In another part of the battlefield, Henry notes that they seem to be winning ("Well have we done, thrice valiant countrymen"), and he asks about his kinsman, the Duke of York, whom he saw fighting and covered with blood. Exeter repeats York's last words and tells him in a moving speech how bravely York died. The Duke of York, wounded and dying, stumbled upon his noble cousin, the Earl of Suffolk, who lay dying. York took his cousin "by the beard, kissed the gashes," and called upon Suffolk to tarry for a moment so they could die together. Then:
So did he turn and over Suffolk's neck
He threw his wounded arm and kiss'd his lips;
And so espoused to death, with blood he seal'd
A testament of noble-ending love. (24-27)
Exeter tells how he wept like a woman at the sight, and King Henry is about to join "with mistful eyes" when, hearing an alarm, he realizes that the French have reinforced their armies, and he orders his men to kill all of the French prisoners.
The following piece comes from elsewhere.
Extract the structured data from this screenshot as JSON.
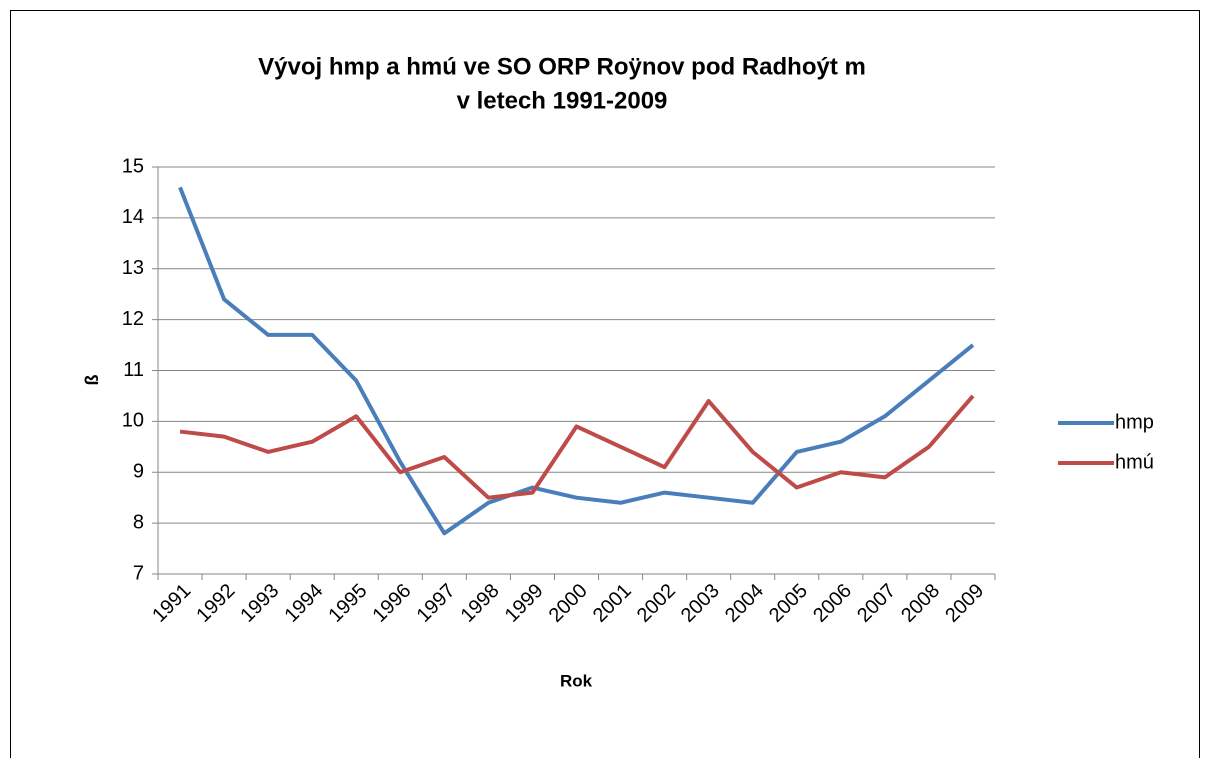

First, this scene functions to announce the beginning of the English successes. Then it shifts its emphasis to narrate the deaths of the Duke of York, who has played only a small role in the drama, and the death of the Earl of Suffolk, who has not even appeared in the drama. This might seem confusing to the modern viewer, but from our knowledge of many of Shakespeare's history plays, some of the greatest moments are associated with a description of love and death; added to this is the bloody gore of the battlefield. Thus, in order to give a depth to the deaths of two who have played virtually no role in the development of the drama, this scene must be rendered within the context of a grim battle atmosphere.
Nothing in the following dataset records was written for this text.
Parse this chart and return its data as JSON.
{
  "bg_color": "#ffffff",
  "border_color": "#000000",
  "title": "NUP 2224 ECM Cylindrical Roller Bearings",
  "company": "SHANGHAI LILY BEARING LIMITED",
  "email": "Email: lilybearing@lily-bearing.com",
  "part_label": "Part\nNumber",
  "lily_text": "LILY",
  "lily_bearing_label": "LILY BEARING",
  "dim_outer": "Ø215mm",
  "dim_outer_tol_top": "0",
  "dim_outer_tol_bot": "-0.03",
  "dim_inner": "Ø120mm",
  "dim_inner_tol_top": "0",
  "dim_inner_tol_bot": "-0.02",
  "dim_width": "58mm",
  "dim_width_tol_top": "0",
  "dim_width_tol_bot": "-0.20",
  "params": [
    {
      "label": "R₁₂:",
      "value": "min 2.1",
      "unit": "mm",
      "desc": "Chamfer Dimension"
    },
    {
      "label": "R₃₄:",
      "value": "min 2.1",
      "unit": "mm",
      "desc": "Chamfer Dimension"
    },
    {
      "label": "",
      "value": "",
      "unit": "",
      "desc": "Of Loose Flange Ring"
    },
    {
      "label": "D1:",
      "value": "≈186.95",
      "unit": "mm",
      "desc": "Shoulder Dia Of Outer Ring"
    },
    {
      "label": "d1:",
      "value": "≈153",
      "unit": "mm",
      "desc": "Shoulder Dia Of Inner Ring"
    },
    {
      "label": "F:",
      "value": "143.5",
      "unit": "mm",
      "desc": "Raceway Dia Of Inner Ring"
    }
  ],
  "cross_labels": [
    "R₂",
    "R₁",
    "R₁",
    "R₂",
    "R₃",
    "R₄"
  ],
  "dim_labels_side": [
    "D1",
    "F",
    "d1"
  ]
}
Shakespeare's main purpose, here, is to show another aspect of Henry the King — one who can mourn and weep for his kinsmen and fellow soldiers fallen in battle, and then, in the next moment, put aside all sense of personal loss and sternly command the deaths of all the French prisoners in order to ensure the safety of the English soldiers. This quality of decisiveness is the stuff that all great field commanders are made of (at least Shakespeare seems to be saying this). We see evidence of the complete presence of mind and control that Henry has in the midst of a raging battle and in the throes of passion because of the deaths of his kinsmen.
For many modern readers, Henry's command to kill all the French prisoners might seem extremely cruel and barbaric or savage, but unless Henry wants to be defeated and have all of his men put to death, he must execute the prisoners before they are freed or before they revolt. In terms of historical accuracy, Henry did not reportedly issue this order until he discovered that the French had massacred all of the young boys and lackeys left in charge of the English equipment in the camp. This massacre is covered in the next scene.